Japanese Knotweed is controlled in Japan naturally by a combination of fungus and insects. However, in the majority of Europe, there are no natural enemies for Japanese Knotweed and it out competes all native species for light, water and nutrients.
The speed at which Japanese Knotweed has spread throughout Ireland has been extraordinary. The damage it has already caused to commercial and domestic sites is practically unquantifiable and it now occupies a site in every 10km of Ireland and other parts of Europe. In depth studies are currently underway in various parts of the country to estimate the full extent of infestation.

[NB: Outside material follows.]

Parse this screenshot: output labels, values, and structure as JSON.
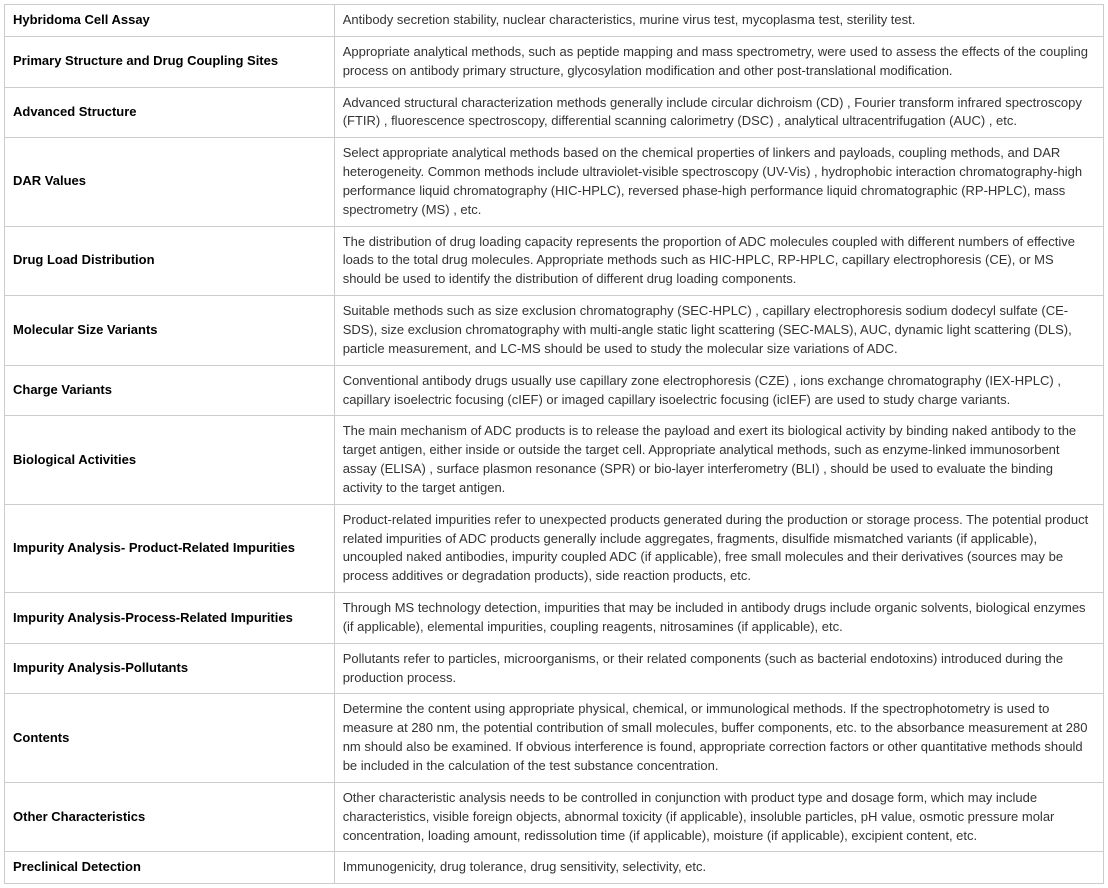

Specific problems caused by Japanese Knotweed are:
- Damage to paving and tarmac / retaining wall structures
- Damage to building foundations /flood defence structures
- Damage to archaeological sites
- Reduction in land values
- Reduction in biodiversity through out-shading native vegetation
- Many insects/wildlife that are dependent on our native plants are lost or in danger
- Restriction of access to riverbanks for anglers, bank inspection and amenity use
- Damage/reduction to fish breeding grounds
- Causes flooding dues to waterway restrictions
More recently in Britain where the plant is readily established and acknowledged as a serious issue, three financial institution have refused to approve mortgages if it was discovered within five km of a property
It’s estimated it is causing an estimated £166 million (€231m) in damage annually in Britain. The cost to the London Olympics to remove Japanese knotweed from the 10 acre Olympic site cost more than £70 million. Closer to home, as in the case of Kenmare hospital, works to remove the plant cost the hospital in excess of €100,000.